Thursday, 3 August 2006
618

Liquid-Feeding Biomechanics of an Ant (Camponotus herculeanus) Revealed Using Synchrotron X-ray Imaging

Steven C. Cook1, John J. Socha2, Wah Keat Lee2, Kamel Fezzaa2, and Mark W. Westneat3. (1) Biology, University of Utah, 257 South, 1400 East, Salt Lake City, UT 84112-0840, (2) Advanced Photon Source, Argonne National Laboratory, 9700, Cass Avenue, Argonne, IL 60439, (3) Fishes Division, Field Museum of Natural History, 1400 South, Lake Shore Drive, Chicago, IL 60605

Members of several major insect groups have diets comprised solely of liquids.  During feeding, many such insects impact plant and animal disease transmission rates, plant reproduction, and surreptitiously drain plant productivity.

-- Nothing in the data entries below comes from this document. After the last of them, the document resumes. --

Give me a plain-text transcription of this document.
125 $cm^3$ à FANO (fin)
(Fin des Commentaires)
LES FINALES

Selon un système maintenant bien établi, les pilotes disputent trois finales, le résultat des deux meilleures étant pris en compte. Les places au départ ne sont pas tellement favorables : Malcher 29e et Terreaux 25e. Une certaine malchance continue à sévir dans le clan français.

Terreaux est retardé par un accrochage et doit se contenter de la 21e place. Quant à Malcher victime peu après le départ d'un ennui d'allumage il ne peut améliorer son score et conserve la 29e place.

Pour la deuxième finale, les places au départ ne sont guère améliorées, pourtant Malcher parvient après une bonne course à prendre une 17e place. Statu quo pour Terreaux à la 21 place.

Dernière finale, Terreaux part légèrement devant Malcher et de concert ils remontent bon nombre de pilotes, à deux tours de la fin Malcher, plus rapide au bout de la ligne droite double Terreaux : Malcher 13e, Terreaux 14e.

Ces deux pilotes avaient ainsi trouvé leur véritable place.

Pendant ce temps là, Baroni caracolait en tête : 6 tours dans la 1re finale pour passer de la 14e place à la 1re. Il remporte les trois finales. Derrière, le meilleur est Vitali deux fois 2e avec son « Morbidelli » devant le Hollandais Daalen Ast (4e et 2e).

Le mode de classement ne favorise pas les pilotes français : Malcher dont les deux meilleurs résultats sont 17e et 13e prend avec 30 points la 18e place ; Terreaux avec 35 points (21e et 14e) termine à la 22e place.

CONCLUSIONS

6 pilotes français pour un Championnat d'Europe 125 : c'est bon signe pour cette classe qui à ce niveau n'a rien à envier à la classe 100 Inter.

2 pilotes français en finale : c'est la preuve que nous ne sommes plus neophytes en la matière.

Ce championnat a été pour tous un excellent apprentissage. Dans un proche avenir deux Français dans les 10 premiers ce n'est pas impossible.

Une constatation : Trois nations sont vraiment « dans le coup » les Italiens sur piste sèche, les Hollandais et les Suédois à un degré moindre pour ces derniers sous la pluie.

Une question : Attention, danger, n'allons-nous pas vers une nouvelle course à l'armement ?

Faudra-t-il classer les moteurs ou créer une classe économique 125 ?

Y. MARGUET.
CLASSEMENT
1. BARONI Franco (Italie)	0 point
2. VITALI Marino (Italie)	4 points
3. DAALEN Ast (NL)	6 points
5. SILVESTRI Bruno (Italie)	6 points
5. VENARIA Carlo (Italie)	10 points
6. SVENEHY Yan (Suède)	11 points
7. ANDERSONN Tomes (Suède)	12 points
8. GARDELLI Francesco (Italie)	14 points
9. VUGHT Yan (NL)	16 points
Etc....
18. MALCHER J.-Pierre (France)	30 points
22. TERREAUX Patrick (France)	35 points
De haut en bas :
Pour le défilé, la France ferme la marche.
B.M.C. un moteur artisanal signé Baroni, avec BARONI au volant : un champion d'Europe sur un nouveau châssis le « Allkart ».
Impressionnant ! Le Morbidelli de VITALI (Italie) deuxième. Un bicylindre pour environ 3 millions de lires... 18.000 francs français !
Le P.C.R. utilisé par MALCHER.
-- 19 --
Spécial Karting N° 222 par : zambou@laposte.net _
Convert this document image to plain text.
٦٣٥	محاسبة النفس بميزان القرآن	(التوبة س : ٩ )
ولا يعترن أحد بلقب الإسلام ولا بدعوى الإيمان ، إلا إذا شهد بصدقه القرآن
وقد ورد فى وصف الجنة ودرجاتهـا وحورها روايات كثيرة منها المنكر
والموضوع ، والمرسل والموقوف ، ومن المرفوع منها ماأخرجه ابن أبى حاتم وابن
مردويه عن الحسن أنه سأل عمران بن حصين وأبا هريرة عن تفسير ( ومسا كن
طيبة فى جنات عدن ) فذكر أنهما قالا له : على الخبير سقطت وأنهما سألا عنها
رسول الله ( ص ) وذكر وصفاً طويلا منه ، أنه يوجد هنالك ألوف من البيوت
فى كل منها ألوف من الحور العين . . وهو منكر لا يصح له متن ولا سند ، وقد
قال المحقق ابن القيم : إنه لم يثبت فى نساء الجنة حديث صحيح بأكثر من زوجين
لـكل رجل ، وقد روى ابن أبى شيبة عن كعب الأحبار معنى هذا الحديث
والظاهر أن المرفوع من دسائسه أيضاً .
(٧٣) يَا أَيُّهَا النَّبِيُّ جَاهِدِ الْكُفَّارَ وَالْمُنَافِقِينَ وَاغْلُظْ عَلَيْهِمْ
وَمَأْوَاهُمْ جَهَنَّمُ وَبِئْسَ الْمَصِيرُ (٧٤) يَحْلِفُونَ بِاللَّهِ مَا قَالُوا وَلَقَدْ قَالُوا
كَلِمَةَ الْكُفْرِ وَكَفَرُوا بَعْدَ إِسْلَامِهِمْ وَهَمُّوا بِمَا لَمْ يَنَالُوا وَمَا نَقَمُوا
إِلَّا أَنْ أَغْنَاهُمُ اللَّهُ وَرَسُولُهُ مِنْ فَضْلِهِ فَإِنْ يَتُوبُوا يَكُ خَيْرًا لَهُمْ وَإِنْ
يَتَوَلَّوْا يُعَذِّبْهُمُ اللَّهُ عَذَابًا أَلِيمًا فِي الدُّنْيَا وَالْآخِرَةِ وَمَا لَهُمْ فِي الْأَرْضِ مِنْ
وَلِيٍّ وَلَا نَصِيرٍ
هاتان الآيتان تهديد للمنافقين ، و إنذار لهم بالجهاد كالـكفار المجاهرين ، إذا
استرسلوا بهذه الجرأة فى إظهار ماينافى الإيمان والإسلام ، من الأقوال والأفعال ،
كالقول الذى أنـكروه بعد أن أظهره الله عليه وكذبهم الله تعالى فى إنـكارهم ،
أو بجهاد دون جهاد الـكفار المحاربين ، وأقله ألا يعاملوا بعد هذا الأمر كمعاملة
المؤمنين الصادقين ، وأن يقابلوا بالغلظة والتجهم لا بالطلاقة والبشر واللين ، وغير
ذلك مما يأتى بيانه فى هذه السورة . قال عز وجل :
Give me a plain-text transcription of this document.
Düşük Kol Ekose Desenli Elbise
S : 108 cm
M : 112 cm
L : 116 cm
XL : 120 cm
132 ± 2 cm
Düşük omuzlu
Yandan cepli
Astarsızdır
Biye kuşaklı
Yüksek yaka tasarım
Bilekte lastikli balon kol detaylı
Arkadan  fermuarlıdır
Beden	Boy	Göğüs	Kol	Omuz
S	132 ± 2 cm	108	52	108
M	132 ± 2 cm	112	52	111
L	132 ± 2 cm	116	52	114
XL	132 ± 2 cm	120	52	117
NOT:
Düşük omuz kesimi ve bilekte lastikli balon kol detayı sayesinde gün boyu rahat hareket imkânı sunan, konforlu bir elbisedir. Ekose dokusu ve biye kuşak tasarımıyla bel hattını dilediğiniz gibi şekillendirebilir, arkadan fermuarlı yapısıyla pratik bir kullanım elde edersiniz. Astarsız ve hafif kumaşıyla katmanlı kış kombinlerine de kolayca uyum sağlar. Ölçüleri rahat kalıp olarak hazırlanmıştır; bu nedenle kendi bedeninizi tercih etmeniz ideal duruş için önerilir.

Despite these consequences, study of insect liquid-feeding biomechanics has progressed piecemeal.  Here, for the first time, we describe the transport of a Newtonian fluid through an insect foregut (Hymenoptera: Formicidae), using synchrotron X-ray imaging together with a contrasting agent in food (20% v/v honey in IsoVue; 14 cP, 3.6 g/mL), and report anatomical cycle frequencies, frequency coordination, bolus volumes, velocities, flow rates, and discuss fluid dynamics.  Camponotus herculeanus workers ingest fluids using a 4-phase mechanism that involves complex mouthpart motions, cibarial and pharyngeal pumps, and peristalsis of the esophagus and crop.  Cycle frequency decreases posteriorally, and is greatest for foregut regions operated by fast extrinsic muscles and lower for those having slow intrinsic musculature (glossa> cibarium= pharynx> esophagus= crop).  Cycle coordination among tandem anterior foregut regions proceeds to remove liquids from the environment, but lack of coordination among posterior foregut regions (esophagus and crop) creates a bottleneck at the petiolar sphincter.  Bolus volumes are constrained by morphological capacity (esophagus> cibarium= pharynx), and velocities are comparable through foregut regions, suggesting equivalent forces produced by fast and slow musculature.  Flow rates decrease posteriorally (cibarium= pharynx> esophagus), and together with the petiolar bottleneck, cause the esophagus to fill as feeding proceeds.  Bolus flow is laminar and dominated by viscous forces (Reynolds number < 0.5), which, combined with above data, allows for calculation of fluid forces and pressures active during ingestion.  Results should stimulate research of liquid-feeding biomechanics for insects feeding on non-Newtonian fluids, pressurized fluids, and for insects experiencing different selective forces (competition, predation) during their evolution.